At this point, if you aren’t going public via a direct listing, traditional IPO or SPAC, are you even a growthy business?
Every CEO I talk to at a startup that’s doing more than Series B-level revenue tells me that SPACs are circling, hungry for a deal so they won’t have to return collected capital to their original backers. There’s an old joke: If all you have is a hammer, everything looks like a nail. Except this time, if all you have is a blank-check company, every erstwhile startup looks like a public company in waiting.
Enter WeWork. Yes, the company famous for torching a mountain of cash that would rival the Ever Given in sheer bulk is going public via a SPAC. This morning we’re going through its investor presentation, asking ourselves questions like, “Is this as nasty a business as it was a few years ago?” and “Why, oh God, why do we have to talk about WeWork again?”

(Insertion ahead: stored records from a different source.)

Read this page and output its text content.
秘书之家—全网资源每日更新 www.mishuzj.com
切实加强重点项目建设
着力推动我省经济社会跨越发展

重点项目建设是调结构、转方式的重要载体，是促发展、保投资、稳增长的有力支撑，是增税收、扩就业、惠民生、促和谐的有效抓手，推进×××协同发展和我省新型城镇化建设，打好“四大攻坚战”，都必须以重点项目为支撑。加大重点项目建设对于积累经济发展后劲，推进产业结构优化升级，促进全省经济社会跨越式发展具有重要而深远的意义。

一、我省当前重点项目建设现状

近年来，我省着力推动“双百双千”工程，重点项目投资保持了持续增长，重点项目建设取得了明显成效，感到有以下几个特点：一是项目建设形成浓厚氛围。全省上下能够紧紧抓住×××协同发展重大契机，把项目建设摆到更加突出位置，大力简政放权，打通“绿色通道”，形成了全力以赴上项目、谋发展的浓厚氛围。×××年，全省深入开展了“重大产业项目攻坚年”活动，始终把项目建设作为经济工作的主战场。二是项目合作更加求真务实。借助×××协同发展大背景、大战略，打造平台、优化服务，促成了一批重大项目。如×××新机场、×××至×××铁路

But that’s not all. Axios, the rare media startup that appeared positioned for a good run, could merge with The Athletic and go public via a SPAC. At least per WSJ reporting.
But the main gist of this morning is that private investors in companies of all stripes are trying to get their money out while it’s still possible. That’s why we’ve seen eleventy-seven LIDAR and electric-vehicle SPACs. These aren’t usually companies that are ready to go public; they’re companies with investors that are ready to cash out.

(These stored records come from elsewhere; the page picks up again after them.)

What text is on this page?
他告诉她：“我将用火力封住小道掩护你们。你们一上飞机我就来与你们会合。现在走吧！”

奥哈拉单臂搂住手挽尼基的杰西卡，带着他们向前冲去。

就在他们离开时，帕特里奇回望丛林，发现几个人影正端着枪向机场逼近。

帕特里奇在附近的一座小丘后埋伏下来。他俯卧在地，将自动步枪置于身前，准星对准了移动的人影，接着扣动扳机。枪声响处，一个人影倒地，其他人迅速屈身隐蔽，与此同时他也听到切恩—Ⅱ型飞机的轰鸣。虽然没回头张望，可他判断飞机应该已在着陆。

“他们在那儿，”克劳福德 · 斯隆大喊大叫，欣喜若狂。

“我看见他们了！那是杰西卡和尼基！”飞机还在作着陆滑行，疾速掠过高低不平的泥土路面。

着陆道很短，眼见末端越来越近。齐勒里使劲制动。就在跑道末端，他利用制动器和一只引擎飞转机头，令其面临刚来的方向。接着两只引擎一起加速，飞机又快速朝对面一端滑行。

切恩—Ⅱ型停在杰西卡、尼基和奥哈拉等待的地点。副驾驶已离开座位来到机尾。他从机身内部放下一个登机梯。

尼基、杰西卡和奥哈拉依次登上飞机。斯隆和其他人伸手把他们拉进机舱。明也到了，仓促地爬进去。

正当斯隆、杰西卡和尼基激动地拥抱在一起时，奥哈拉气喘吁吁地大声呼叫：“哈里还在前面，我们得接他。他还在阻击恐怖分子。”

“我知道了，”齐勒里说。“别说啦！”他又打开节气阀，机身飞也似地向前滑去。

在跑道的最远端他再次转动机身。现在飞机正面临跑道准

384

The same momentum applies to the WeWork deal and the possible Axios combo-and-SPAC, I reckon.
Today, greed isn’t really good, to quote an old movie. It’s been good for so long among the tech-and-money class that quoting a film about a corrupt financier is too boring to warrant even warmed-over ennui. Instead, greed is god, and we’re all watching its ascension.
Now let’s digest the latest sacrifices.
First, is WeWork a recovered company that has shown an ability to grow while losing less money? Not really.